А все-таки мне стало гораздо просторнее дышать на свете, когда я в это лето (51-го года) решился прекратить с ним сношения.
Другое обстоятельство, благоприятное для моего вдохновения, все в то же лето, было то, что ни один из моих старших холостых братьев не гостил на этот раз в нашем Кудинове. Они по многим причинам мне очень не нравились и во многих отношениях, вероятно, и сами того не подозревая, стесняли меня. Я не хочу здесь судить их строго или нападать на них – оба они уже померли. Уж если нужно кого-нибудь по этому поводу строго судить, то скорее всего самого себя за слишком тонкую тогдашнюю эстетику мою… Я в то время стал находить, что поэт, художник, мечтатель и т. п. (особенно желающий сам быть по мере сил лично поэтичным) не должен иметь никаких этих братьев, сестер и т. д. Можно иметь мать; ну, пожалуй, почтенного отца; тетку добрую, дядю, наконец (особенно холостого и одинокого – это как-то лучше!..) Но братья, сестры… Особенно братья… Да еще старшие… Это несносно!.. Права – на фамилиарность какую-то, непонимание, неделикатность и т. д.
Я так стал думать, перейдя за двадцать лет, и продолжал держаться этого мнения очень долго… Нужно мне было дойти до 40 лет и пережить крутой перелом, возвративший меня к положительной религии, чтобы я был в силах вспомнить, что привязанность к родным имеет в себе нечто более христианское, чем дружба с чужими по своевольному избранию сердца и ума. Христианство, конечно, не запрещает и последней; оно даже одобряет иногда отчуждение от родных, если это отчуждение происходит почему-либо во имя веры; я не про это говорю; я хочу сказать только вот что: смирения перед волей Божией гораздо больше в принятии данных нам судьбою близких родных, без всякого участия нашей воли и вкуса, чем в том свободном избрании дружбы и любви, которою мы все так естественно расположены дорожить.
Разумеется, и христианин самый искренний и твердый в убеждениях своих может поссориться с близкими и удалиться от них; но он не станет из гордой поэзии какой-то обращать этого удаления и разрыва в принципе в нечто вроде долга самоуважения.
Мое воспитание, увы! строго-христианским не было и я уже в то время задумывал, как бы стать подальше от братьев и сестер (особенно от братьев), не огорчая слишком матери, которую я очень любил и жалел. И признаюсь, мне стало гораздо приятнее жить на свете, когда я со всеми ними (за исключением одного) прервал позднее и навсегда все сношения.
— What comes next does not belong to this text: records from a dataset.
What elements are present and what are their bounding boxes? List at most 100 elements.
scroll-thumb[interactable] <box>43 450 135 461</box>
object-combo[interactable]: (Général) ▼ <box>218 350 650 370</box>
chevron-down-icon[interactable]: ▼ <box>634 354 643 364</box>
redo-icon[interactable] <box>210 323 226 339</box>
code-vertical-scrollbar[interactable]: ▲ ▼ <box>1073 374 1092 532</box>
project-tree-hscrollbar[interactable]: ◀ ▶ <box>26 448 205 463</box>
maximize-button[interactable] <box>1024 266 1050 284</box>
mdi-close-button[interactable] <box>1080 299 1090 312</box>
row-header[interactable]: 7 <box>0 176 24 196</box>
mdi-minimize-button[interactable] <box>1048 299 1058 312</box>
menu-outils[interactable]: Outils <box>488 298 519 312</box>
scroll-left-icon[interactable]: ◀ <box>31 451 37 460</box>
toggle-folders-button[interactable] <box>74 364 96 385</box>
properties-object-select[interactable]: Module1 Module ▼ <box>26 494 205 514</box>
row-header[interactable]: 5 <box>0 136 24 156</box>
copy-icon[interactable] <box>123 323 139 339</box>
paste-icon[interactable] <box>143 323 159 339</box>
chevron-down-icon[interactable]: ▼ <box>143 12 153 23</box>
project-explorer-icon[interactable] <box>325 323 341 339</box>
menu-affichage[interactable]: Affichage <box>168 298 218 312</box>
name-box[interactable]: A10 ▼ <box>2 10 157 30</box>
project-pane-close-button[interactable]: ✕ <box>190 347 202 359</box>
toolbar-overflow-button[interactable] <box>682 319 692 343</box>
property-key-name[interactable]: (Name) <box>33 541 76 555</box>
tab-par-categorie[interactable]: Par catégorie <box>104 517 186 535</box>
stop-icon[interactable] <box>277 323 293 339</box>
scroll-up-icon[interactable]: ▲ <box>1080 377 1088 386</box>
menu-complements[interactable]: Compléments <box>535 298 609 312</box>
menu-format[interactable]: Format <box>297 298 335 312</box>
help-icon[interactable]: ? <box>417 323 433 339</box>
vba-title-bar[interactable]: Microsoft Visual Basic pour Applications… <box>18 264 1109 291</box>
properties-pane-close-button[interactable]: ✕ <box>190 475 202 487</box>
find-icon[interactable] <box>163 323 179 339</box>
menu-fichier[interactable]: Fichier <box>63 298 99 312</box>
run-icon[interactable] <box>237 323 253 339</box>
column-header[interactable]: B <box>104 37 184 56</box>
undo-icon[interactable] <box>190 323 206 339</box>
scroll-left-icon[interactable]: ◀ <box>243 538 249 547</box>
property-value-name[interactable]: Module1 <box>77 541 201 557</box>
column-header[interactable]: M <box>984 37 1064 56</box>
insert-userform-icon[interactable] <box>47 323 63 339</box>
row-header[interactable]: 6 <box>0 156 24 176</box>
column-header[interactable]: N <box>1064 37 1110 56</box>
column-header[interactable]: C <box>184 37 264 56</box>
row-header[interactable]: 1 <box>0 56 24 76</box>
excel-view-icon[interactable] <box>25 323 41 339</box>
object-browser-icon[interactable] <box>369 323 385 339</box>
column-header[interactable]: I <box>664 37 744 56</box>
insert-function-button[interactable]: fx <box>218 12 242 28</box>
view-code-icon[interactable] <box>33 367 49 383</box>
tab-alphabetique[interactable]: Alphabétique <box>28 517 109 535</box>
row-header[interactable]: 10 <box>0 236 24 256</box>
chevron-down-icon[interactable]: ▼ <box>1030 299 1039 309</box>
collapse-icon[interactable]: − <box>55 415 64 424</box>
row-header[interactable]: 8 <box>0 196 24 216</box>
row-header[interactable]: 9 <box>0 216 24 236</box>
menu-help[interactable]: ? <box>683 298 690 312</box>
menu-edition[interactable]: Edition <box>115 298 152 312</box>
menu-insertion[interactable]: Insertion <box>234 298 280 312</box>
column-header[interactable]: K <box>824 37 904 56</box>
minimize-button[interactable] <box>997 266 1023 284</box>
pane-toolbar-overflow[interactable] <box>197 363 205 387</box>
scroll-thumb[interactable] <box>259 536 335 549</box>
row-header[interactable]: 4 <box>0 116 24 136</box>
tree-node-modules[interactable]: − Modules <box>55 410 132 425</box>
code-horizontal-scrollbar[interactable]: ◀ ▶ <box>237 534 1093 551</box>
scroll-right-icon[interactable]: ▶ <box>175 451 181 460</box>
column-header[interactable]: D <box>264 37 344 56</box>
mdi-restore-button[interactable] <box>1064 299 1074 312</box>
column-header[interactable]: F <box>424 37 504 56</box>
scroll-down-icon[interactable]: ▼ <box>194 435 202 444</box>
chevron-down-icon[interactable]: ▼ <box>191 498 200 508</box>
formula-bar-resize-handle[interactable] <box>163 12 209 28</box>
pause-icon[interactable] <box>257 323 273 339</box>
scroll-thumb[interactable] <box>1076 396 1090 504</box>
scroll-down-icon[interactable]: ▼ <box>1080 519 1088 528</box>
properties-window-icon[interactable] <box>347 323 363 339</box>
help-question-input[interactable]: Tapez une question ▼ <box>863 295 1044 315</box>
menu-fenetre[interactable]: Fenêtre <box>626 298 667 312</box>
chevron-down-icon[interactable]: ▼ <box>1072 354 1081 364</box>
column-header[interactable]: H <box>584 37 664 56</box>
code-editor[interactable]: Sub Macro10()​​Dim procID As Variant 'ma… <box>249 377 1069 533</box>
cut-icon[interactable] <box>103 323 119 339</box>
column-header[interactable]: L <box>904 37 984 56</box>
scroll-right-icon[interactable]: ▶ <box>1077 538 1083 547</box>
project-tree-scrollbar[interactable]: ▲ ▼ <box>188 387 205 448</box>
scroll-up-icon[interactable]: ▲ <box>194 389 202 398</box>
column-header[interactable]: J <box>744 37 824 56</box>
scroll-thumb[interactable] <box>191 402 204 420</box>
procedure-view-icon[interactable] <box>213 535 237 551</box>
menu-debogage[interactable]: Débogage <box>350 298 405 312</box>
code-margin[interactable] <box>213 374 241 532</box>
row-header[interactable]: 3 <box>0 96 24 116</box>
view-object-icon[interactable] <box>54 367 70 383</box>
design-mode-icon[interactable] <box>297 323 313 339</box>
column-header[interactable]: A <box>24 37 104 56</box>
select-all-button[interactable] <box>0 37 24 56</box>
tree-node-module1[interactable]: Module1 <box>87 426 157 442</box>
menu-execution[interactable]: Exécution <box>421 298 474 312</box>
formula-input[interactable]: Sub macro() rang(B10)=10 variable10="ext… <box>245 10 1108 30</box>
В тот год, о котором тут идет речь, конечно, недоброе чувство это не обратилось еще в систематическое правило, но оно было все-таки уже настолько сильно и настолько сознательно, что мне было несколько неприятно знать, что даже и у Тургенева есть ни к селу, ни к городу какой-то брат Николай Сергеевич. Утешал я себя, впрочем, тем, что Тургенев в своем Спасском живет и пишет один, и никто не мешает его вдохновению, никто не вертится некстати у него перед глазами в его возвышенном одиночестве…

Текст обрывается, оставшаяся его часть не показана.